"""
纯 DoWhy 归因分析工具 - 100% 使用 DoWhy 原生方法,不重复造轮子
"""
import logging
from typing import Any, Dict, List, Optional
import pandas as pd
import numpy as np
import dowhy
from mcp.server.fastmcp import FastMCP
from ..utils.data_processor import load_and_validate_data
logger = logging.getLogger("dowhy-mcp-server.attribution")
def register_attribution_tools(server: FastMCP) -> None:
"""注册所有纯 DoWhy 归因分析工具"""
@server.tool()
def shapley_value_attribution(
data_path: str,
outcome: str,
features: List[str],
num_samples: int = 100
) -> Dict[str, Any]:
"""
使用 DoWhy 进行特征归因分析
"""
try:
# 加载数据
all_vars = [outcome] + features
data = load_and_validate_data(data_path, all_vars)
# 使用 DoWhy 计算每个特征的因果贡献
shapley_values = {}
for feature in features:
try:
# 为每个特征创建因果模型
other_features = [f for f in features if f != feature]

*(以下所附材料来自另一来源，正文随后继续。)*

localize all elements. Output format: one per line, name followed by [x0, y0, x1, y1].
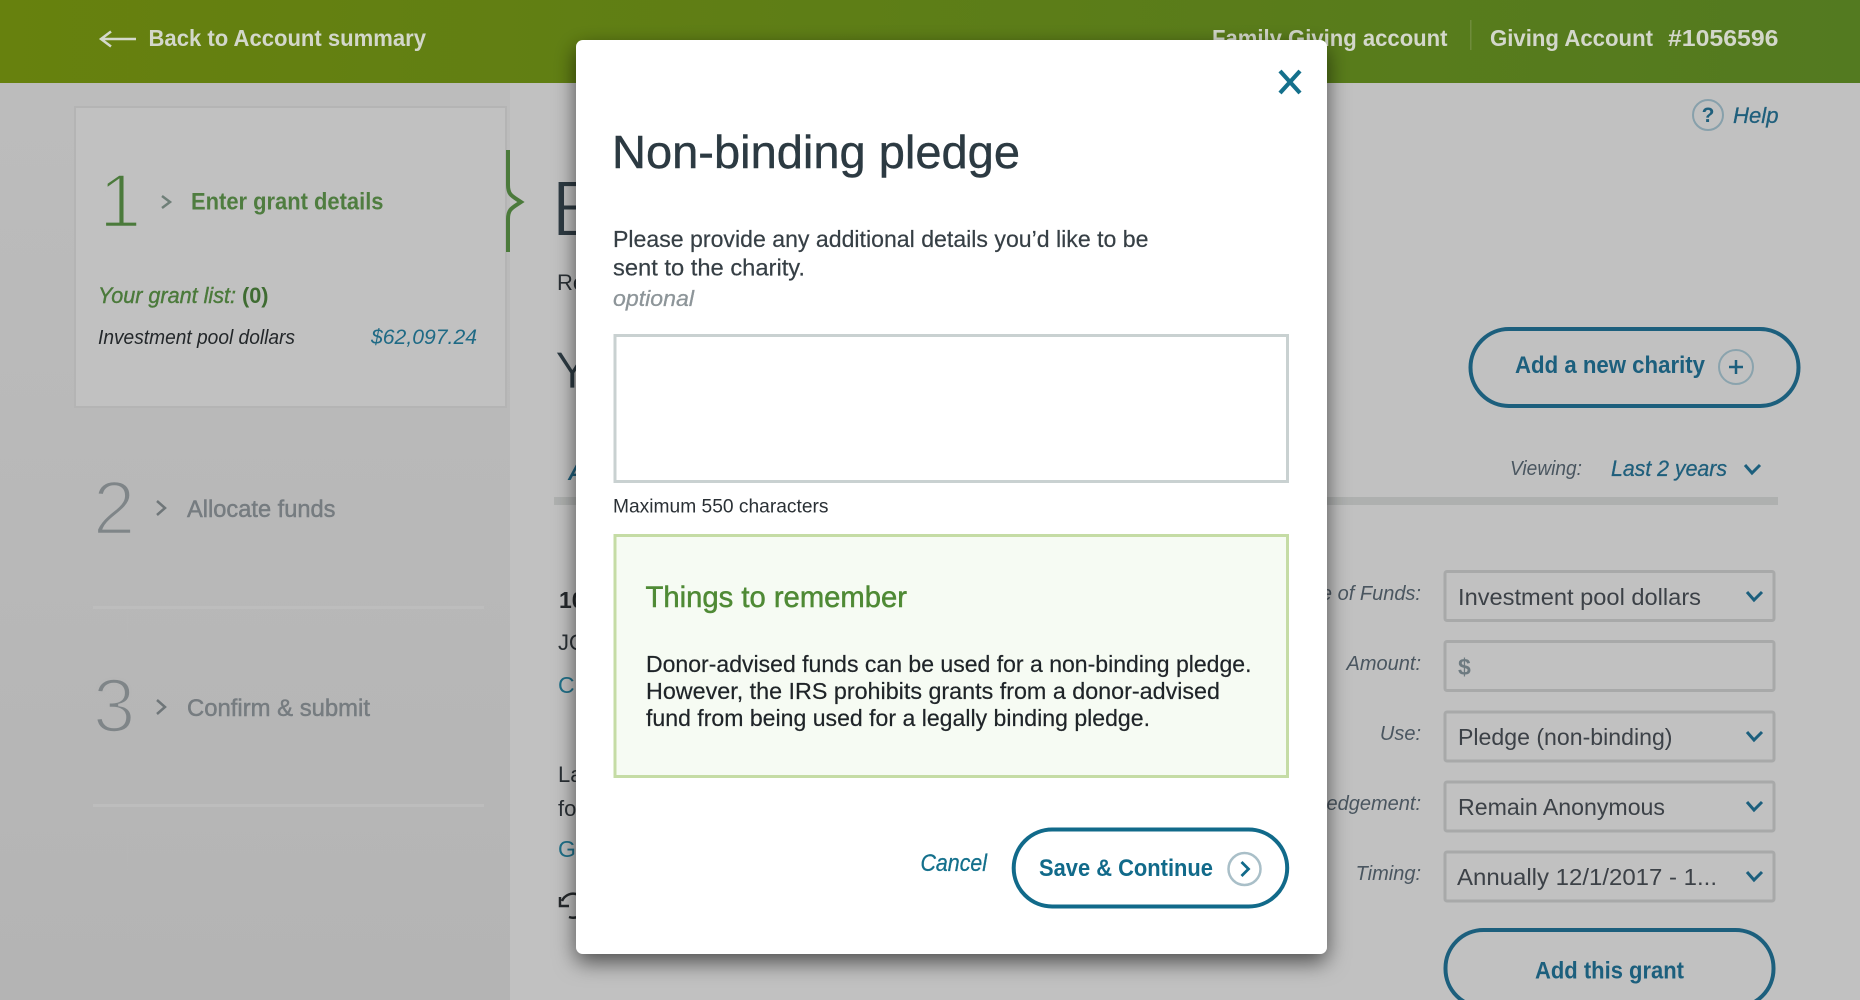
- field: use: Use:: [1380, 723, 1421, 745]
- field: acknowledgement: [1251, 782, 1774, 831]
- icon: step brace: [508, 150, 521, 252]
- main content behind modal: JO: [558, 630, 586, 655]
- instructions: Please provide any additional details you’d like to be: [613, 226, 1148, 252]
- field: timing: Annually 12/1/2017 - 1...: [1457, 864, 1717, 890]
- icon: chevron: [162, 196, 170, 208]
- grant list count: (0): [242, 283, 268, 308]
- back link: Back to Account summary: [148, 25, 426, 51]
- callout body: [646, 651, 1252, 731]
- text area: [615, 336, 1288, 482]
- fund name: Investment pool dollars: [98, 326, 295, 349]
- callout body: However, the IRS prohibits grants from a donor-advised: [646, 678, 1220, 704]
- button: add a new charity: Add a new charity: [1515, 352, 1705, 379]
- help link: [1693, 100, 1778, 130]
- step 3: [93, 664, 370, 749]
- instructions: sent to the charity.: [613, 254, 805, 280]
- account name: Giving Account: [1490, 25, 1653, 51]
- field: amount: [1346, 642, 1774, 690]
- viewing filter: Viewing:: [1510, 457, 1582, 480]
- help link: ?: [1702, 104, 1714, 127]
- main content behind modal: Gi: [558, 836, 581, 862]
- step 3: Confirm & submit: [187, 695, 370, 722]
- header bar: [0, 0, 1860, 83]
- panel: active step: [75, 107, 521, 407]
- main content behind modal: 10: [559, 587, 585, 613]
- main content behind modal: [551, 164, 1778, 918]
- step number 1: 1: [99, 159, 141, 244]
- button: add a new charity: [1470, 329, 1798, 406]
- button: add this grant: Add this grant: [1535, 958, 1684, 984]
- main content behind modal: Cl: [558, 672, 580, 698]
- main content behind modal: Y: [555, 342, 590, 400]
- step 2: Allocate funds: [187, 496, 336, 523]
- optional note: optional: [613, 286, 695, 311]
- cancel link: Cancel: [920, 850, 987, 877]
- instructions: [613, 226, 1148, 280]
- main content behind modal: A: [567, 460, 584, 485]
- field: use: Pledge (non-binding): [1458, 724, 1672, 750]
- help link: Help: [1733, 103, 1778, 128]
- step 3: 3: [93, 664, 135, 749]
- field: timing: Timing:: [1356, 863, 1421, 885]
- icon: close: [1280, 71, 1300, 93]
- account type: Family Giving account: [1212, 25, 1448, 51]
- viewing filter: Last 2 years: [1611, 456, 1727, 481]
- sidebar background: [0, 83, 510, 1000]
- icon: back arrow: [101, 32, 136, 46]
- button: save and continue: Save & Continue: [1039, 855, 1213, 882]
- main content behind modal: Re: [557, 270, 585, 295]
- viewing filter: [1510, 456, 1760, 481]
- callout body: fund from being used for a legally binding pledge.: [646, 705, 1150, 731]
- form: grant fields: [1251, 572, 1774, 1000]
- field: source of funds: Investment pool dollars: [1458, 584, 1701, 610]
- field: source of funds: Source of Funds:: [1269, 583, 1421, 605]
- callout: things to remember: [615, 536, 1288, 776]
- modal dialog: [576, 40, 1327, 954]
- field: timing: [1356, 852, 1774, 901]
- step 2: [93, 466, 336, 551]
- button: add this grant: [1446, 930, 1774, 1000]
- main content behind modal: La: [558, 762, 583, 787]
- fund balance: $62,097.24: [370, 325, 477, 349]
- field: source of funds: [1269, 572, 1774, 620]
- account number: #1056596: [1668, 25, 1778, 51]
- field: amount: $: [1458, 654, 1471, 680]
- callout heading: Things to remember: [646, 581, 907, 614]
- field: use: [1380, 712, 1774, 761]
- step label: Enter grant details: [191, 188, 384, 216]
- main content behind modal: fo: [558, 796, 576, 821]
- modal title: Non-binding pledge: [612, 126, 1020, 178]
- field: acknowledgement: Remain Anonymous: [1458, 794, 1665, 820]
- step 2: 2: [93, 466, 135, 551]
- field: amount: Amount:: [1346, 653, 1421, 675]
- main content behind modal: E: [551, 164, 604, 253]
- button: save and continue: [1014, 830, 1287, 906]
- grant list label: Your grant list:: [98, 283, 236, 308]
- field: acknowledgement: Acknowledgement:: [1251, 793, 1421, 815]
- callout body: Donor-advised funds can be used for a non-binding pledge.: [646, 651, 1252, 677]
- character limit: Maximum 550 characters: [613, 496, 829, 518]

model = dowhy.CausalModel(
data=data,
treatment=feature,
outcome=outcome,
common_causes=other_features if other_features else None
)
identified_estimand = model.identify_effect(
proceed_when_unidentifiable=True
)
estimate = model.estimate_effect(
identified_estimand,
method_name="backdoor.linear_regression"
)
shapley_values[feature] = float(estimate.value)
except Exception as e:
logger.warning(f"DoWhy 模型失败 {feature}: {e}")
# 如果因果模型失败,设为 0
shapley_values[feature] = 0.0
return {
"success": True,
"method": "DoWhy Causal Attribution",
"outcome": outcome,
"features": features,
"shapley_values": shapley_values,
"total_attribution": sum(shapley_values.values()),
"sample_size": int(len(data))
}
except Exception as e:
return {
"success": False,
"error": str(e),
"method": "DoWhy Causal Attribution"
}
@server.tool()
def direct_causal_influence(
data_path: str,
target: str,
variables: List[str],
method: str = "partial_correlation"
) -> Dict[str, Any]:
"""
使用 DoWhy 测量直接因果影响
"""
try:
all_vars = [target] + variables
data = load_and_validate_data(data_path, all_vars)
influence_results = {}
for variable in variables:
try:
# 其他变量作为混杂因子
other_vars = [v for v in variables if v != variable]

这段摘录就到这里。